According to The New York Times, these documents find that the social media platform could lose as much as $75 million from advertising by the end of this year, with large companies like Apple, IBM and Disney pulling ads and others like Airbnb, Amazon, Coca-Cola, Microsoft and Netflix cutting back, pausing, or considering stopping their advertising campaigns on the platform.
The documents suggest that the company is struggling even more with revenue than previously reported, more than a year after Musk bought the company. The company has already reportedly been losing a large amount of ad revenue after the company made moves like removing user verification from the platform and seemingly easing up dramatically on moderation, which some reports have found have allowed a deluge of hateful content to flourish.
The Times report comes after Musk endorsed a version of the virulently hateful “great replacement theory” in tweets earlier this month.
In a post on November 15, an X user wrote, “Jewish communities have been pushing the exact kind of dialectical hatred against whites that they claim to want people to stop using against them. I’m deeply disinterested in giving the tiniest shit now about western Jewish populations coming to the disturbing realization that those hordes of minorities that support flooding their country don’t exactly like them too much.”
Musk agreed with this post in a reply, saying, “You have said the actual truth.” He followed up by saying that “The [Anti-Defamation League] unjustly attacks the majority of the West, despite the majority of the West supporting the Jewish people and Israel. This is because they cannot, by their own tenets, criticize the minority groups who are their primary threat. It is not right and needs to stop.” (A leader of the ADL, a vehemently Zionist organization, initially criticized Musk for the comment but turned around and defended him just two days later when Musk went on to denounce the anti-Zionist movement.)
Musk’s comments were widely and strongly condemned, with some commentators noting that it was one of the most openly antisemitic comments that the powerful right-wing billionaire has made in public. However, the posts may not have been entirely surprising, as Musk has been making other comments in recent months that have also hinted at his support of great replacement theory.

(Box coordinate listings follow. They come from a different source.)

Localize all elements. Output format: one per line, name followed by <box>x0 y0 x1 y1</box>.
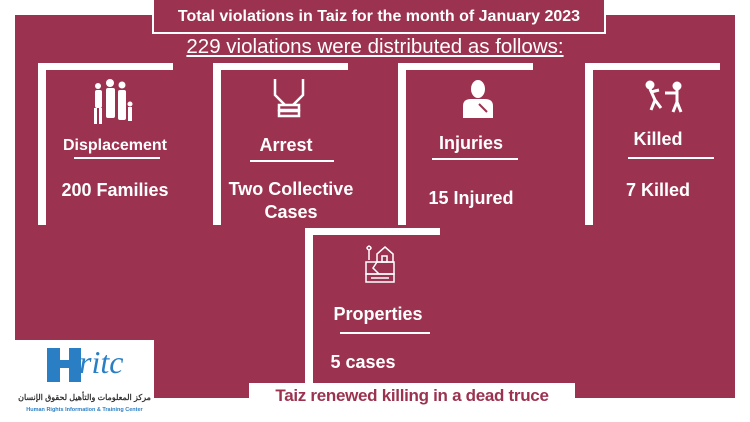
label: Arrest <box>259 135 313 155</box>
logo: ritc <box>79 344 123 380</box>
icon: cuffed hands <box>274 79 304 118</box>
logo <box>15 340 154 422</box>
label: Properties <box>333 304 423 324</box>
panel: properties <box>305 228 440 383</box>
value: 5 cases <box>330 352 396 372</box>
icon: damaged house <box>365 245 395 283</box>
logo: Human Rights Information & Training Center <box>26 407 143 413</box>
logo: مركز المعلومات والتأهيل لحقوق الإنسان <box>18 393 151 402</box>
panel: arrest <box>213 63 353 225</box>
banner: Taiz renewed killing in a dead truce <box>275 386 549 405</box>
subtitle: 229 violations were distributed as follows: <box>186 35 564 58</box>
value: Cases <box>264 202 318 222</box>
panel: displacement <box>38 63 173 225</box>
icon: injured person <box>463 80 493 118</box>
label: Killed <box>633 129 682 149</box>
title box <box>152 0 606 34</box>
title box: Total violations in Taiz for the month of January 2023 <box>178 8 580 25</box>
label: Displacement <box>63 137 167 154</box>
value: 15 Injured <box>428 188 514 208</box>
panel: injuries <box>398 63 533 225</box>
icon: displaced family <box>94 79 132 124</box>
value: Two Collective <box>229 179 353 199</box>
value: 7 Killed <box>626 180 690 200</box>
icon: shooting <box>646 80 682 112</box>
banner <box>249 383 575 409</box>
value <box>228 179 353 222</box>
panel: killed <box>585 63 720 225</box>
value: 200 Families <box>61 180 169 200</box>
label: Injuries <box>439 133 503 153</box>
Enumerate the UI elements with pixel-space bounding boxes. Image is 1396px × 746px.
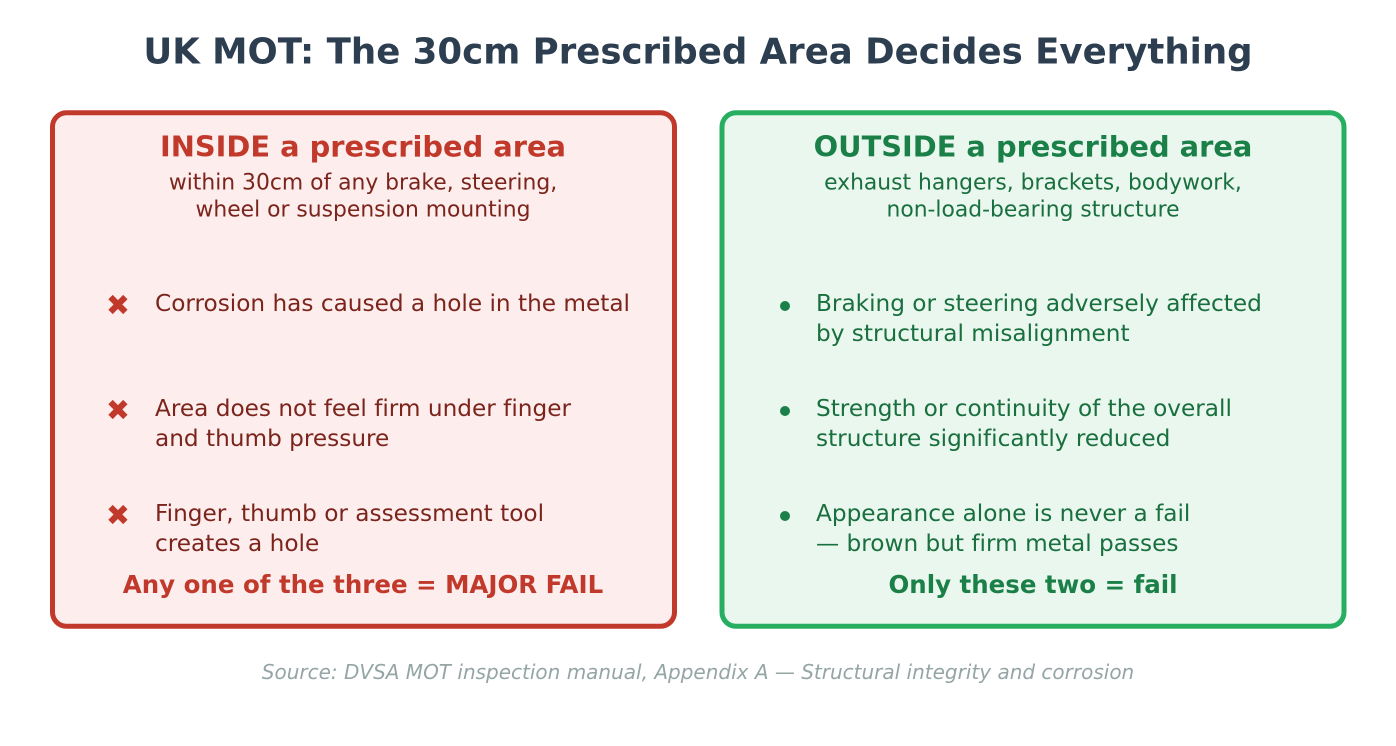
icon: bullet 2 [780,406,790,416]
title: UK MOT: The 30cm Prescribed Area Decides Everything [143,32,1253,73]
subheading: outside: exhaust hangers, brackets, bodywork, [824,171,1242,196]
source note: Source: DVSA MOT inspection manual, Appendix A — Structural integrity and corrosion [262,660,1134,684]
icon: bullet 1 [780,301,790,311]
icon: cross 3: ✖ [106,498,130,532]
verdict: only two: Only these two = fail [888,570,1178,599]
subheading: inside: within 30cm of any brake, steering, [169,171,557,196]
panel: outside prescribed area [722,113,1344,626]
item: hole in metal: Corrosion has caused a hole in the metal [155,290,630,317]
panel: inside prescribed area [52,113,674,626]
item: creates a hole: Finger, thumb or assessment tool [155,500,544,527]
item: strength or continuity: Strength or continuity of the overall [816,395,1232,422]
heading: outside: OUTSIDE a prescribed area [814,130,1252,164]
subheading: inside: wheel or suspension mounting [196,198,530,223]
icon: cross 2: ✖ [106,393,130,427]
heading: inside: INSIDE a prescribed area [160,130,566,164]
item: appearance: — brown but firm metal passes [816,530,1178,557]
icon: bullet 3 [780,511,790,521]
item: braking or steering: by structural misalignment [816,320,1130,347]
item: braking or steering: Braking or steering adversely affected [816,290,1262,317]
item: not firm: and thumb pressure [155,425,389,452]
subheading: outside: non-load-bearing structure [886,198,1180,223]
item: creates a hole: creates a hole [155,530,319,557]
verdict: major fail: Any one of the three = MAJOR FAIL [123,570,603,599]
item: not firm: Area does not feel firm under finger [155,395,571,422]
item: strength or continuity: structure significantly reduced [816,425,1170,452]
icon: cross 1: ✖ [106,288,130,322]
item: appearance: Appearance alone is never a fail [816,500,1190,527]
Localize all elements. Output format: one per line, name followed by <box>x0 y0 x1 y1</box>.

The initial user’s post, as well as Musk’s follow up about the “threat” of “minority groups,” perpetuate a bunk conspiracy theory that Jewish and non-white communities are threatening to destroy and replace white populations in countries that have historically been majority-white. The theory has deep roots in white supremacy, and has become more popular among the right in recent years as the Republican Party has spiraled further into fascist, Christian nationalist extremism.
At the same time, Musk has embroiled X in a legal battle with media watchdog group Media Matters for America after it published a short report purporting that advertisers have had their content displayed next to content by neo-Nazis, like those endorsing Hitler or the Nazi party. The report showed screenshots of ads from Apple, IBM, and other companies whose content had allegedly appeared next to such content.